On Friday, Green Diamond vice president John Davis said the conservation easements would line up well with the company’s operations, so his company appreciated all the time and effort that had gone into creating the easement and wanted to see it become a reality.
“In just a short period of time, 10 to 15 years, we’ve seen the land base of productive commercial timberland shrink dramatically. These conservation easements are an opportunity for us to keep large blocks of timberland in play and open to the public,” Diamond said.
All the money is in place for the transaction. But one hurdle remains in the form of a lawsuit.
WRH Nevada Properties, backed by Gallatin Gateway-based Citizens for Balanced Use and represented by Scott Law of Bozeman, filed a lawsuit on Monday to stop the conservation easement. In Montana, one entity can own the land while someone else can own a right to mine the land below the surface and the landowner can’t stop them. While Green Diamond owns the subsurface mineral rights on half of its land, WRH owns mineral rights on most of the other half.
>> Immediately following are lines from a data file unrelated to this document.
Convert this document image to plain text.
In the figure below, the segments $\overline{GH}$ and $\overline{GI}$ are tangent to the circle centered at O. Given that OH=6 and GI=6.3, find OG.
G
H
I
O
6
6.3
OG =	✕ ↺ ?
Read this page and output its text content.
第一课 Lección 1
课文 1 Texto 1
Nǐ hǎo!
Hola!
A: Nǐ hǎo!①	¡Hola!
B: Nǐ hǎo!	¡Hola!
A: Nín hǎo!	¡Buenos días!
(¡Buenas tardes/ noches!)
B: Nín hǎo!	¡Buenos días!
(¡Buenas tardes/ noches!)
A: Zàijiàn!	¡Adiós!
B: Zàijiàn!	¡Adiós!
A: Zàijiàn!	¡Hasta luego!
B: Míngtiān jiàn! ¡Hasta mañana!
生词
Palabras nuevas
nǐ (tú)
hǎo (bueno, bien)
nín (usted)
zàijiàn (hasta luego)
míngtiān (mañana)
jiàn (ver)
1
In 2020, before it sold the land, Southern Pine Plantation offered to buy WRH out of its mineral rights but WRH refused, according to FWP documents. It’s likely because WRH had bigger plans. On its website, WRH advertises an “opportunity” for a buyer to purchase the mineral rights that WRH owns under almost 825 million acres or almost 1,300 square miles extending from Libby to Lolo Pass to Lincoln and Garrison Junction in western Montana.
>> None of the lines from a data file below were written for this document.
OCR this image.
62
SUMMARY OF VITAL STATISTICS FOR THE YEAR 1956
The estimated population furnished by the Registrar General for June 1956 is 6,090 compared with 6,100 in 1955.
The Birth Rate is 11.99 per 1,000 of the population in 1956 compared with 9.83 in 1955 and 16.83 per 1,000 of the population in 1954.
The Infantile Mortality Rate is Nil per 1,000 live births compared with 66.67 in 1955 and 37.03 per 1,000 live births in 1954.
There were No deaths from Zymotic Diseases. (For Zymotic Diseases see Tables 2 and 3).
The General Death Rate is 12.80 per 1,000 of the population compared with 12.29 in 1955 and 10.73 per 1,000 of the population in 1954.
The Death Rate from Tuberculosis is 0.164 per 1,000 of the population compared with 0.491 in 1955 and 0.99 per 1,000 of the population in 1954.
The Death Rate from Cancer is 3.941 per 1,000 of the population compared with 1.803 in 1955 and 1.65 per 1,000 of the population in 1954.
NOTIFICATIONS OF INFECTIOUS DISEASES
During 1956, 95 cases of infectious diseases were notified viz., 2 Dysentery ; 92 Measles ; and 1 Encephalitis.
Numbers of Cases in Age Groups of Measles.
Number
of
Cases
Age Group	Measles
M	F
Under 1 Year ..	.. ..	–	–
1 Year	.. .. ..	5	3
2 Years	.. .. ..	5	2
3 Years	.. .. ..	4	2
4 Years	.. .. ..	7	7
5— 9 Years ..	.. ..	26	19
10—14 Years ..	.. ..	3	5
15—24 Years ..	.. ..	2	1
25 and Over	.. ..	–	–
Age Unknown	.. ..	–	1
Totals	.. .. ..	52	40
A conservation easement could interfere with part of that opportunity. As a result, WRH is opposed to the myriad of land sales and easements that seek to preserve wildlands in western Montana, including the Lost Trail Conservation Area Easement north of the Green Diamond property.
“The underlying claims in the lawsuit - there’s a wide range of them - but they include claims that the (Montana Environmental Policy Act) process was not followed appropriately, claims that the underlying authorities for the state’s Forest Legacy program are not statutorily authorized, just a bunch of things thrown kind of against the wall,” said FWP attorney Jeff Hindoien.
The FWP commission was listed as a defendant in a temporary restraining order WRH filed on Tuesday, but FWP attorneys said the judge only barred the final closing on the deal - the commission could still approve the deal, which it did with a unanimous vote Friday.
Now, the proposal will have to be considered by the Land Board because more than $1 million in state funds are being used. But WRH is trying to get an injunction to stop that, with a hearing scheduled for next month. Hindoien said FWP attorneys would likely be dealing with the lawsuit “for a while.”
This easement is only Phase 1 of the Montana Great Outdoors Conservation Easement. The original plan was to put a conservation easement on almost 86,000 acres of Green Diamond property extending north and south of the Thompson Chain of Lakes along U.S. Highway 2. But there was no way that FWP could raise the money to pay for an area twice as large.
Phase 1 surrounds Phase 2 with one area of Phase 1 land sitting south of the Thompson Chain of Lakes and a second area is north of Wolf Creek Road and east of the already-acquired Thompson-Fisher easement.
“Because of limitations on funding, we’ve had to break it into two phases,” Schenk said. “The breakout between the two phases was made with an eye toward existing conservation easements, the uncertainty of funding for the second phase, and what we and Green Diamond Company would like to accomplish first.”